Initial claims for state unemployment aid fell for a fourth straight week, dropping 29,000 to a seasonally adjusted 343,000, the Labor Department said on Thursday. They are now at their lowest level since early October, and within a hair of territory last seen in early 2008.
Another report suggested consumer spending picked up last month despite fears Washington will fail to avoid harsh austerity measures that could trigger a recession. Worries over this "fiscal cliff" hit sentiment hard in early December.
"It is hard to detect material evidence that fiscal cliff uncertainties are weighing on consumer behavior," said Michael Feroli, an economist at JPMorgan in New York.
A slow but steady improvement in the labor market has helped support consumer spending, which propped up economic growth in the third quarter when business investment sagged.
Economic growth is expected to slow in the fourth quarter, hurt by slower inventory building and a pull back in investment by companies worried about the fiscal cliff.
However, the economy does appear to be moving quickly past the headwinds presented by superstorm Sandy, which hit the East Coast in late October and led to a spike in jobless claims.
The four-week moving average for new claims, which irons out weekly volatility, dropped 27,000 to 381,500.
"The labor market might be improving a bit quicker than expected," said David Sloan, an economist at 4Cast in New York.
U.S. stocks dipped despite the data. Investors appeared cautious about making aggressive bets in the midst of negotiations in Washington to slow or avoid the $600 billion in spending cuts and tax hike set to take hold early next year.
CORE SALES MEASURE MARCHES HIGHER
The Commerce Department said retail sales rose 0.3 percent last month, rebounding from October's 0.3 percent decline.
The increase fell short of the consensus forecast in a Reuters poll of economists, but a measure of core sales exceeded expectations.
Core retail sales, which strip out automobiles, gasoline and building materials rose 0.5 percent in November. The government uses this measure, which was flat in October, to calculate consumer spending.
Despite the improvement, growth in spending is still seen slowing in the fourth quarter.
"Consumers have recovered somewhat ... but the trend has been declining since last June," said Joseph Trevisani, a market strategist at Worldwide Markets in Woodcliff Lake, New Jersey.
GDP growth is expected to slow to a 1.2 percent annual rate in the last three months of the year, a Reuters poll showed on Wednesday, down from a 2.7 percent rate in the third quarter.
The rise in overall retail sales was tempered by a 4 percent decline in receipts at gasoline stations, the biggest drop since December 2008. That likely reflects a fall in gasoline prices during the month, which left consumers with more money to spend on other things.

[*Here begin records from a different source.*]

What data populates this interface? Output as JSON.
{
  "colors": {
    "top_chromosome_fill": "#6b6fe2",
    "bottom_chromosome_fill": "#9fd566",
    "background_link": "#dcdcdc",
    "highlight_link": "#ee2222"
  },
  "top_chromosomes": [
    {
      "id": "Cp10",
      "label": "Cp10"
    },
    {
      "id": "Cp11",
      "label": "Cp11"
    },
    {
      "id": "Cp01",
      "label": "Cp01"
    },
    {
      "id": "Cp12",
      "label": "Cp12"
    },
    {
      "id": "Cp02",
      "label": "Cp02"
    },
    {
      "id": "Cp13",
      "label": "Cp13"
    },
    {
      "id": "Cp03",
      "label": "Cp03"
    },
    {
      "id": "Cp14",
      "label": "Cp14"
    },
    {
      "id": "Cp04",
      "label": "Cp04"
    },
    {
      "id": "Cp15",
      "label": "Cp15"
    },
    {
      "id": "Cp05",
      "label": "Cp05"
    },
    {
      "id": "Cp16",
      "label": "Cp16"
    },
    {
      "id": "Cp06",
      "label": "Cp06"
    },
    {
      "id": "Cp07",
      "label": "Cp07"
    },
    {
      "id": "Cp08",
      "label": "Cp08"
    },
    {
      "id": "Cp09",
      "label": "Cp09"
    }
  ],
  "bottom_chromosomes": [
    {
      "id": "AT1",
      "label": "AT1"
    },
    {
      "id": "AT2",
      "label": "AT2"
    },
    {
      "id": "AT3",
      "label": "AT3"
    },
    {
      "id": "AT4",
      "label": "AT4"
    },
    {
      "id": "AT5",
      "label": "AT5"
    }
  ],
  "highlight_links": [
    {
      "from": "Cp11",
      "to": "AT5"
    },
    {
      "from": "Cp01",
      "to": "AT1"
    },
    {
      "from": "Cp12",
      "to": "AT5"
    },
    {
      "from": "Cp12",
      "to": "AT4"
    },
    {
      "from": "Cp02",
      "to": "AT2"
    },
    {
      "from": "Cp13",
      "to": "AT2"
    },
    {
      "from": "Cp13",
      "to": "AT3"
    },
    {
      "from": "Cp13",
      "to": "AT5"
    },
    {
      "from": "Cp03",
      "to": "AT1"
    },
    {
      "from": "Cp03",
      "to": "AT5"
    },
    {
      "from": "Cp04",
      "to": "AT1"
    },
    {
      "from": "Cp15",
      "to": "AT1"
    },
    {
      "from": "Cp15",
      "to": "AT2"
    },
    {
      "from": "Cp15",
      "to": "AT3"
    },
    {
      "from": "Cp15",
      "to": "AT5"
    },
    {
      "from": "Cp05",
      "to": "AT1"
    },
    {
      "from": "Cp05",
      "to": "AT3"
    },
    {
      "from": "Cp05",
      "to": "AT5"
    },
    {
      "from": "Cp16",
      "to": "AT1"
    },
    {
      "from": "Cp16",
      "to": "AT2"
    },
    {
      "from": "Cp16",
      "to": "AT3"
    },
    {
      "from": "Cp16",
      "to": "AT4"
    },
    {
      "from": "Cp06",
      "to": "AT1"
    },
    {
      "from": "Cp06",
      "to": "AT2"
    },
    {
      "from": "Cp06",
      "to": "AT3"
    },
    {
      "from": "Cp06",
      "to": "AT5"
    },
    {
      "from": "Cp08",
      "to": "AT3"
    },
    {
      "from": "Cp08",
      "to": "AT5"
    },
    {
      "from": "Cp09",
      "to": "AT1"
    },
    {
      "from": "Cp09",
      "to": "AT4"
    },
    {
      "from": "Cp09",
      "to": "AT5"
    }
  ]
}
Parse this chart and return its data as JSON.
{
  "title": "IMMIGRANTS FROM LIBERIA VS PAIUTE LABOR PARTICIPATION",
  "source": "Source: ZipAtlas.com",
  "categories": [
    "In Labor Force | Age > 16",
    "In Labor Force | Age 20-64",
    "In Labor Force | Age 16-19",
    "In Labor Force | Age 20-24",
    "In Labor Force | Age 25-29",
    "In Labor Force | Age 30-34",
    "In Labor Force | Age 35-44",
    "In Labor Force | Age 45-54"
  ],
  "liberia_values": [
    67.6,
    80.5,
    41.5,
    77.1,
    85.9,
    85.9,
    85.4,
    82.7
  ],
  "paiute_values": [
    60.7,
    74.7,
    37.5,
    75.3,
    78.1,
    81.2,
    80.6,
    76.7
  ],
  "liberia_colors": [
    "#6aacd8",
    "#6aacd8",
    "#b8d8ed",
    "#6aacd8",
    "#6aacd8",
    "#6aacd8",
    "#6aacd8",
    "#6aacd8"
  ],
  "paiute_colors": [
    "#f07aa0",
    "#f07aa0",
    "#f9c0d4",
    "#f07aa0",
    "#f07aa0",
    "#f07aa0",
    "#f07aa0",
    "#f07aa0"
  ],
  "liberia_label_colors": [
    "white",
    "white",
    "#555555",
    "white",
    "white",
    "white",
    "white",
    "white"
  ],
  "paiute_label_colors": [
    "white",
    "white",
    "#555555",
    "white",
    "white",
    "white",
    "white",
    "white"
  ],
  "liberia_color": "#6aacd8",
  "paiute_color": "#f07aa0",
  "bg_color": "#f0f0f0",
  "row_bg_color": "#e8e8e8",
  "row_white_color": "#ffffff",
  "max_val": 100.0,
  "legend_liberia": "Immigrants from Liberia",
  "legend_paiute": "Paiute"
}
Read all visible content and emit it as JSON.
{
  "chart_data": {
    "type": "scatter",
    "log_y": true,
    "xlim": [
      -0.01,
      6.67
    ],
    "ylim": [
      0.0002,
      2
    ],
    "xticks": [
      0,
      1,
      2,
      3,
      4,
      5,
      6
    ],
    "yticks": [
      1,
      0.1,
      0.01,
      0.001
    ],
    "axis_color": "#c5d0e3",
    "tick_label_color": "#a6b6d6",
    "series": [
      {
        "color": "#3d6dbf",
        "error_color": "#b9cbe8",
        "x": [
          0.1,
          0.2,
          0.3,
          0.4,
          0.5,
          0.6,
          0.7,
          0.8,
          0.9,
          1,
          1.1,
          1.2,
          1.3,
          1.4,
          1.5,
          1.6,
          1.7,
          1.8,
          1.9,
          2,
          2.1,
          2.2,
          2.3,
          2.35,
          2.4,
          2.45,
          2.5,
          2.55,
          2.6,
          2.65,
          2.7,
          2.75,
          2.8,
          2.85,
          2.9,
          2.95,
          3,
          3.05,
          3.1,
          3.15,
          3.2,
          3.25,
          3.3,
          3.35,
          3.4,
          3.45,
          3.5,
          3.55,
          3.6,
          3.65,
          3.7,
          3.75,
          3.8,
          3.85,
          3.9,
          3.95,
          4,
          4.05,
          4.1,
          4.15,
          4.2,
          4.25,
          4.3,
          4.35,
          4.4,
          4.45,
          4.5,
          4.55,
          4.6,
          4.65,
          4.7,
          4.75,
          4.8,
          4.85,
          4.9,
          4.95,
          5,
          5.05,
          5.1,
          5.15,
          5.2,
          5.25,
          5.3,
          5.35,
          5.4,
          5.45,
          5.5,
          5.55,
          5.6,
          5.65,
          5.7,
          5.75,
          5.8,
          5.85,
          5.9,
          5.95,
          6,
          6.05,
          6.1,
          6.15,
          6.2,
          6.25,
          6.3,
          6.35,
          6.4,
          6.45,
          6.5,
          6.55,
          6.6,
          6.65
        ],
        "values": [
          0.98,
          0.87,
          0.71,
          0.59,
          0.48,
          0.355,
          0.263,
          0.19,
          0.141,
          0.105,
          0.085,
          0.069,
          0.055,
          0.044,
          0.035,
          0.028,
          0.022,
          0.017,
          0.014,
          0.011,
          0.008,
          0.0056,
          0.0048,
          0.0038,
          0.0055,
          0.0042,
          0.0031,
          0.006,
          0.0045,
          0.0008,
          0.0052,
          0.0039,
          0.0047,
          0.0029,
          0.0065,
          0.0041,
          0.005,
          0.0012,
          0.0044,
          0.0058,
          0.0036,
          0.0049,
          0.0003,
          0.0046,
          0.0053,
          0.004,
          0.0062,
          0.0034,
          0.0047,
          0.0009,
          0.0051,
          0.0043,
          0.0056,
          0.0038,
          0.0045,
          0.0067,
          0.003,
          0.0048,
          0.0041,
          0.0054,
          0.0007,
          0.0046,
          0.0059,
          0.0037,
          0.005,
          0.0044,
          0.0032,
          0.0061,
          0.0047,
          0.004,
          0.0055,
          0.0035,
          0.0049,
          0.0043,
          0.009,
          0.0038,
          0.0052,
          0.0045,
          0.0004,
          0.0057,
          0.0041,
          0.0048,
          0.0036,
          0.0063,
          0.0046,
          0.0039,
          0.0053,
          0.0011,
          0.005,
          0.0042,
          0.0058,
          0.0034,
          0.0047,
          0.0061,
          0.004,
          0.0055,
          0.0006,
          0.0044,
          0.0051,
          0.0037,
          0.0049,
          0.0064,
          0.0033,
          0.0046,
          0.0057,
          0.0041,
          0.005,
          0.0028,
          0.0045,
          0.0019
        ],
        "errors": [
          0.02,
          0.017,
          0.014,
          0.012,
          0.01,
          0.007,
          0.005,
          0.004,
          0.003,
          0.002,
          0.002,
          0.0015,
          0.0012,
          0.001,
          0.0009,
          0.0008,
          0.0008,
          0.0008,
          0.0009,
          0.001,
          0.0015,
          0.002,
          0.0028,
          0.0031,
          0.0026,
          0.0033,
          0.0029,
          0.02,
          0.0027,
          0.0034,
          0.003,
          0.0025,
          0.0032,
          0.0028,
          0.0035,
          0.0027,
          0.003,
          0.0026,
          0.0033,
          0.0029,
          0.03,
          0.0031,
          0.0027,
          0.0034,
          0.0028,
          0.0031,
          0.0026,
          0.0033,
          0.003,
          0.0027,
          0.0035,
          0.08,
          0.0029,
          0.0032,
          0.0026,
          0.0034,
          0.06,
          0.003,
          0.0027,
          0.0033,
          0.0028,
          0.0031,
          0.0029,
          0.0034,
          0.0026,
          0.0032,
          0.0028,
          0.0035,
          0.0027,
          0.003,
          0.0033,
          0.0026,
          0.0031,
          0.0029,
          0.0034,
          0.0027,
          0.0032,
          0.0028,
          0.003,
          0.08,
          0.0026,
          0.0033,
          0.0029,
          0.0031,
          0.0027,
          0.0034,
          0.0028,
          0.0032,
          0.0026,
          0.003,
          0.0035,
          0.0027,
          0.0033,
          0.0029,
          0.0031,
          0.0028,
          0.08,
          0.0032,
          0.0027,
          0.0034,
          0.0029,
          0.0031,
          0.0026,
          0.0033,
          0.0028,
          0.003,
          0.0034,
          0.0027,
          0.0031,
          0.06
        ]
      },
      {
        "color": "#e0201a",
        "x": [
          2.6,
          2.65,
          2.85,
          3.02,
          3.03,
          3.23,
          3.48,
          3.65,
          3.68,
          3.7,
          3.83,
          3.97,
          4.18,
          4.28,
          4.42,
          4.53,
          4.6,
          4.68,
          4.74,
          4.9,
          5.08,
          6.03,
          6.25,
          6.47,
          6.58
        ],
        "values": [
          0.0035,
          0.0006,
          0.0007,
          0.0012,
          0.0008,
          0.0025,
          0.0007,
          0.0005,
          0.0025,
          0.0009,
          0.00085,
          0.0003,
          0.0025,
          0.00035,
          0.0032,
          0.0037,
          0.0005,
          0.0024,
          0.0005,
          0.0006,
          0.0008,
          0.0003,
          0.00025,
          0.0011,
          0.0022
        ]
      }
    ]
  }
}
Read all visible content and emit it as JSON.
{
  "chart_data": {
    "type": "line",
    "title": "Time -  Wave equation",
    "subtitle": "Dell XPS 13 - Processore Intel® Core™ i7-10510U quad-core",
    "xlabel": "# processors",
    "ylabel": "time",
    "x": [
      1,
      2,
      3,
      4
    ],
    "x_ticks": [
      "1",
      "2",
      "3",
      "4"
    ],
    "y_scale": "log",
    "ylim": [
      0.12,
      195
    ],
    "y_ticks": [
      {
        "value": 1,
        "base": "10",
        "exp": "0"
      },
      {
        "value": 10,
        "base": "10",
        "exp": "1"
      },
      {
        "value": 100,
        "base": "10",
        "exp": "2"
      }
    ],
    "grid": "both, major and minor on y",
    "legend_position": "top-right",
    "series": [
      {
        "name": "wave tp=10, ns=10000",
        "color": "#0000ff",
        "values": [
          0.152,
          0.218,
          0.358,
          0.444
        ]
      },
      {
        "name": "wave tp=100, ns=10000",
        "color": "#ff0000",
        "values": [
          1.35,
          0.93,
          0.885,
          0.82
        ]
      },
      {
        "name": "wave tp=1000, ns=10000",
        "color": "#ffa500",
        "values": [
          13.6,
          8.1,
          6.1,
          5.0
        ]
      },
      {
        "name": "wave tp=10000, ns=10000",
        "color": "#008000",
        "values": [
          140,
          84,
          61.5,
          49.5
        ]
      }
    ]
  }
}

The Labor Department said separately that prices received by the nation's farms, factories and refineries dropped 0.8 percent in November as gasoline prices fell by the most since March 2009.
So-called core producer prices, which strip out volatile energy and food costs, rose a modest 0.1 percent.
The report underscored a general lack of inflation pressure in the economy, giving the Federal Reserve room to continue with efforts to bring down the nation's 7.7 percent unemployment rate.
The Fed announced a new round of monetary stimulus on Wednesday, taking the unprecedented step of indicating interest rates would remain near zero until unemployment falls to at least 6.5 percent.
In a packed day for government data on the economy, the Commerce Department also said business inventories, which are a key component of economic growth, rose 0.4 percent in October, in line with expectations.